Let’s talk about First-time founder. Need people who aren’t afraid to say “this sucks.”
Yes — that’s the actual name. Not a typo. Not a placeholder. That’s what they’re calling it.
And if that sentence alone doesn’t make your scam radar ping like a Geiger counter, we need to talk.
Because here’s the most obvious question nobody asks: If this thing really prints money — why do they need you?
Think about it. They claim shops using their system see ~40% more repeat visits. Great. That’s a real business problem. But then — out of nowhere — the pitch pivots into crypto-adjacent language: ‘low risk high return token.’ And suddenly, it’s not about fixing repair shops anymore. It’s about *you* wiring $500 so *they* can ‘scale.’
Wait. Scale what? A rewards app? Or a payout schedule?
Here’s where basic math kills the fantasy.

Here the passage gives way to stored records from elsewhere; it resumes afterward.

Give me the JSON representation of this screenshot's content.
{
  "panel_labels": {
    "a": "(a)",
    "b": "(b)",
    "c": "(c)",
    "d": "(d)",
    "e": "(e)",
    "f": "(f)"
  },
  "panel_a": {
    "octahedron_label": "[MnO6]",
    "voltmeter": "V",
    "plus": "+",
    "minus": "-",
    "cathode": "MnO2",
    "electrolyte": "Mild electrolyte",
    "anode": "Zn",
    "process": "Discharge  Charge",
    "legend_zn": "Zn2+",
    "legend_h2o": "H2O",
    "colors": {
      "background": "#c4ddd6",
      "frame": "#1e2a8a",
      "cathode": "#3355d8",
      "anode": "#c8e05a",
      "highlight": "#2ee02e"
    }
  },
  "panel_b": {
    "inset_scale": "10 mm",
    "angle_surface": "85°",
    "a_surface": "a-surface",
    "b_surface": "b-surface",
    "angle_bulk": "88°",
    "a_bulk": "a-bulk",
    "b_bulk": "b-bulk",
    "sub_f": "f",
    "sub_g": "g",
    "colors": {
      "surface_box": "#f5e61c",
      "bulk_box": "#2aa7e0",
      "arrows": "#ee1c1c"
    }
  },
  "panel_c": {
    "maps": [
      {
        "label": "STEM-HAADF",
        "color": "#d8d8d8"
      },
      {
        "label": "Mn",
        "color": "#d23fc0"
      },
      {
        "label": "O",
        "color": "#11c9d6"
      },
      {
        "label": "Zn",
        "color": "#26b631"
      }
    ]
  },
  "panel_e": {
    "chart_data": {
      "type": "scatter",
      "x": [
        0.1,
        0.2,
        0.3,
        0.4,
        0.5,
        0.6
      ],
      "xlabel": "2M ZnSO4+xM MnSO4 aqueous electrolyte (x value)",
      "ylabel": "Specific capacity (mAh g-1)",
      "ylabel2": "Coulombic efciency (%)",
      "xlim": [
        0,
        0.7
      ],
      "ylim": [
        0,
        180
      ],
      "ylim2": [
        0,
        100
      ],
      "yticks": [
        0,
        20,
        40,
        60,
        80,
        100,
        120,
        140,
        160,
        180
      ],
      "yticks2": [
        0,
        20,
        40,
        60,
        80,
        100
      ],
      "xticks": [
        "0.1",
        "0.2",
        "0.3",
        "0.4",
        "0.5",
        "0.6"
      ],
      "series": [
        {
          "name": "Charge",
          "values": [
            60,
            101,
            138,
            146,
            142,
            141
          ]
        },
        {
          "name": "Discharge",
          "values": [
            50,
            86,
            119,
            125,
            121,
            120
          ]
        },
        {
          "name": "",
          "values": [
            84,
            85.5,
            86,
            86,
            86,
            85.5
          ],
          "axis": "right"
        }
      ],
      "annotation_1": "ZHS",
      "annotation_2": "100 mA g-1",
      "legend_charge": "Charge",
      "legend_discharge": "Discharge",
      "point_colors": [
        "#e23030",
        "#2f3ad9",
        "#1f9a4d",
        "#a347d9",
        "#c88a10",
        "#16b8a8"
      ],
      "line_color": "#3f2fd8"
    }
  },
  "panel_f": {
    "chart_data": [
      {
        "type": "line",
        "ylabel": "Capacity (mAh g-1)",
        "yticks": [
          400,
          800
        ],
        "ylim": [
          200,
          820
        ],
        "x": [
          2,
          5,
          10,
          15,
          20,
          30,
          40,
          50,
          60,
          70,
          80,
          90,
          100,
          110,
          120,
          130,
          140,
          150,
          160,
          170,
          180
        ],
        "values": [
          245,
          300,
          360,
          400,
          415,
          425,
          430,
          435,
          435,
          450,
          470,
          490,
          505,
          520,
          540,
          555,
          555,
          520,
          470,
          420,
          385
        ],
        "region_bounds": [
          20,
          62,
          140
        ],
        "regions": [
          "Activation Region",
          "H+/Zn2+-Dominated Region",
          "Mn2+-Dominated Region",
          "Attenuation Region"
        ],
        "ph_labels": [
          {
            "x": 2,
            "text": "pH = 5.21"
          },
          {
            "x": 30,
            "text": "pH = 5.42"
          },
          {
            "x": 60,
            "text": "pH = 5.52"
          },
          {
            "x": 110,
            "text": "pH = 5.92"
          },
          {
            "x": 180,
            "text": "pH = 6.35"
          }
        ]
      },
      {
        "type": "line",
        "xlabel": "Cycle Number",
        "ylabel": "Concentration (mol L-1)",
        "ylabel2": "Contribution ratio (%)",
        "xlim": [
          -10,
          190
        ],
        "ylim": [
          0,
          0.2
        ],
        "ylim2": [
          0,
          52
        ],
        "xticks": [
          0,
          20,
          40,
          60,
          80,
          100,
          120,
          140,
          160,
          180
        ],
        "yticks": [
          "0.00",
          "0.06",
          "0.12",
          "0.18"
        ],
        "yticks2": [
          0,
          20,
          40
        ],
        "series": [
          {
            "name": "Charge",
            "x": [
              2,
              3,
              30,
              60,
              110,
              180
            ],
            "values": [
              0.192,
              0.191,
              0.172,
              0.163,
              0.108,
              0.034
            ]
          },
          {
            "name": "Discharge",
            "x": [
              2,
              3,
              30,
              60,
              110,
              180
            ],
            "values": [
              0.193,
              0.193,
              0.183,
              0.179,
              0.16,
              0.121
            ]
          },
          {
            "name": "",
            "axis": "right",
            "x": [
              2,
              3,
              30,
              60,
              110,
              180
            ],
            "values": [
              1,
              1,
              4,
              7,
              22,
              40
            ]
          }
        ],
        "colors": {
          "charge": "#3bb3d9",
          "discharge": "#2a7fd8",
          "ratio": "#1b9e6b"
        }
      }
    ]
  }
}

Say they promise just 1% daily return — sounds harmless, right? ‘Low risk!’ ‘Stable yield!’
Do the math:
$500 × 1.01365 = $500 × 37.78 ≈ $18,890 in one year.
That’s not ‘modest growth.’ That’s turning coffee money into a luxury car — every single year, compounding daily, with zero volatility, no fees, no market risk, and no explanation for how it’s possible.
Warren Buffett averages ~20% annually. The S&P 500 averages ~10%. Bitcoin — wildly volatile — averages ~40% over 10 years if you bought at the perfect time. But 1% every damn day? That’s 365% annualized before compounding. With compounding? Over 3,600%.
No bank offers that. No hedge fund does. No sovereign wealth fund dares.
So why is it being offered to you — via a landing page so vague even its founder admits it ‘might be the bottleneck’?

Because it’s not a product. It’s a funnel.
If this were real — if there was a working, scalable, profitable engine behind it — the founder wouldn’t be begging strangers to ‘tear it apart.’ They’d be hiring lawyers, not copywriters. They’d be turning away investors, not cold-messaging them. They’d be buried in term sheets — not posting cryptic slogans like a motivational Instagram post.
This isn’t startup hustle. It’s desperation dressed as disruption.
And let’s be brutally clear: Real businesses don’t need your money to survive. Scams do.
Every time you hear ‘low risk, high return,’ ask: Who’s taking the risk? Who’s capturing the return? And why — if it’s so easy — are they handing you a slice instead of hoarding the whole pie?
Charlie Munger once said: ‘It’s not supposed to be easy. Anyone who finds it easy is stupid.’
He wasn’t talking about coding a rewards app. He was talking about money. About leverage. About human nature. If it feels easy — if it feels like someone’s *begging* you to join — that’s not opportunity. That’s a warning flare.
You know what real founders do when their landing page sucks? They fix it. They A/B test headlines. They talk to 10 customers before spending $1 on ads. They don’t turn their pitch into a riddle wrapped in a slogan and call it a ‘token.’
They also don’t build a ‘rewards system’ that somehow requires a cryptocurrency layer to function — unless the real reward isn’t loyalty points… but your deposit.
This isn’t innovation. It’s extraction.
And the saddest part? The people losing money won’t be the ones who read this. It’ll be your cousin who just got laid off. Your friend’s mom who’s ‘just trying to stretch Social Security.’ The guy who saw ‘40% more repeat visits’ and missed the part where *his* visit is the only one they’re counting on.
So next time you see something called First-time founder. Need people who aren’t afraid to say “this sucks.” — believe the name.
It *does* suck.
Don’t click. Don’t DM. Don’t ‘give feedback.’ Just close the tab. Then text one person you care about and say: ‘Hey — saw something sketchy. Let me walk you through why.’ Because the best defense against scams isn’t skepticism. It’s sharing the math — and the common sense — before someone else pays for it.